Minister of Works,Services, And Transportation
- In office May 5, 1989 – March 14, 1996
- Preceded by: Office Established
- Succeeded by: John Efford

MHA for Burgeo-Bay d'Espoir
- In office 1985–1996
- Preceded by: Harold Andrews

Personal details
- Born: March 31, 1935 Haystack, Dominion of Newfoundland
- Died: July 1, 2019 (aged 84) St. John's, Newfoundland and Labrador
- Party: Liberal Party of Newfoundland and Labrador
- Spouse: Ann Murphy

= Dave Gilbert (politician) =

Canadian politician (1935–2019)

David S. Gilbert (March 31, 1935 – July 1, 2019) was a politician in Newfoundland and Labrador. He represented Burgeo-Bay d'Espoir in the Newfoundland House of Assembly from 1985 to 1995.
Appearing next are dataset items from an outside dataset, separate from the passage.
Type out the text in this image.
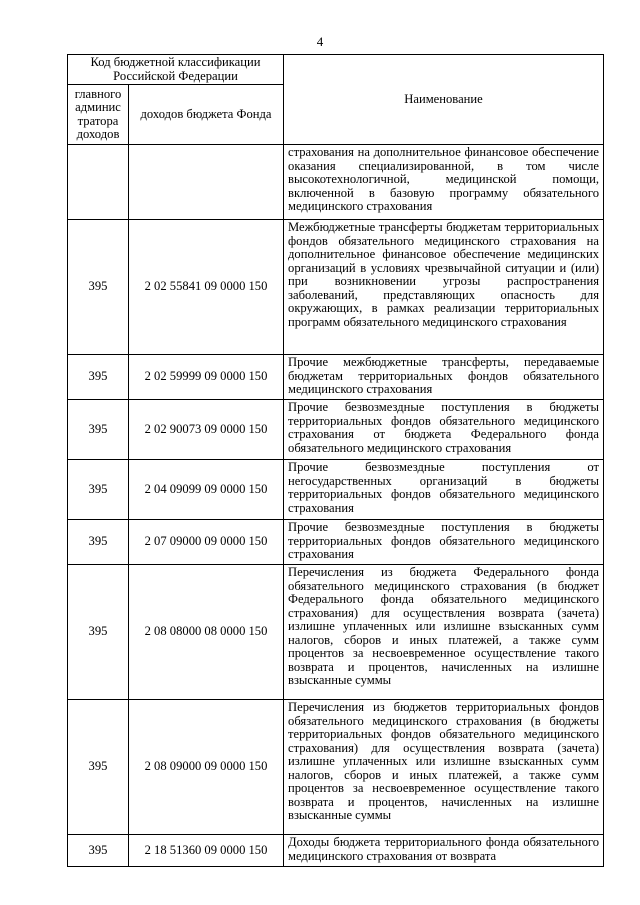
4
Код бюджетной классификации Российской Федерации		Наименование
главного админис тратора доходов	доходов бюджета Фонда	
		страхования на дополнительное финансовое обеспечение оказания специализированной, в том числе высокотехнологичной, медицинской помощи, включенной в базовую программу обязательного медицинского страхования
395	2 02 55841 09 0000 150	Межбюджетные трансферты бюджетам территориальных фондов обязательного медицинского страхования на дополнительное финансовое обеспечение медицинских организаций в условиях чрезвычайной ситуации и (или) при возникновении угрозы распространения заболеваний, представляющих опасность для окружающих, в рамках реализации территориальных программ обязательного медицинского страхования
395	2 02 59999 09 0000 150	Прочие межбюджетные трансферты, передаваемые бюджетам территориальных фондов обязательного медицинского страхования
395	2 02 90073 09 0000 150	Прочие безвозмездные поступления в бюджеты территориальных фондов обязательного медицинского страхования от бюджета Федерального фонда обязательного медицинского страхования
395	2 04 09099 09 0000 150	Прочие безвозмездные поступления от негосударственных организаций в бюджеты территориальных фондов обязательного медицинского страхования
395	2 07 09000 09 0000 150	Прочие безвозмездные поступления в бюджеты территориальных фондов обязательного медицинского страхования
395	2 08 08000 08 0000 150	Перечисления из бюджета Федерального фонда обязательного медицинского страхования (в бюджет Федерального фонда обязательного медицинского страхования) для осуществления возврата (зачета) излишне уплаченных или излишне взысканных сумм налогов, сборов и иных платежей, а также сумм процентов за несвоевременное осуществление такого возврата и процентов, начисленных на излишне взысканные суммы
395	2 08 09000 09 0000 150	Перечисления из бюджетов территориальных фондов обязательного медицинского страхования (в бюджеты территориальных фондов обязательного медицинского страхования) для осуществления возврата (зачета) излишне уплаченных или излишне взысканных сумм налогов, сборов и иных платежей, а также сумм процентов за несвоевременное осуществление такого возврата и процентов, начисленных на излишне взысканные суммы
395	2 18 51360 09 0000 150	Доходы бюджета территориального фонда обязательного медицинского страхования от возврата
The son of John William Gilbert, he was born in Haystack and was educated at Memorial University. Gilbert took part in the Regular Officer Training Plan of the Royal Canadian Navy. He later worked for the International Acceptance Corporation and also operated a Ford dealership. Gilbert served on the town council for Grand Falls.

He was elected to the Newfoundland assembly in 1985. Gilbert served in the provincial cabinet as Minister of Works, Services and Transportation. He died on July 1, 2019, at the age of 84.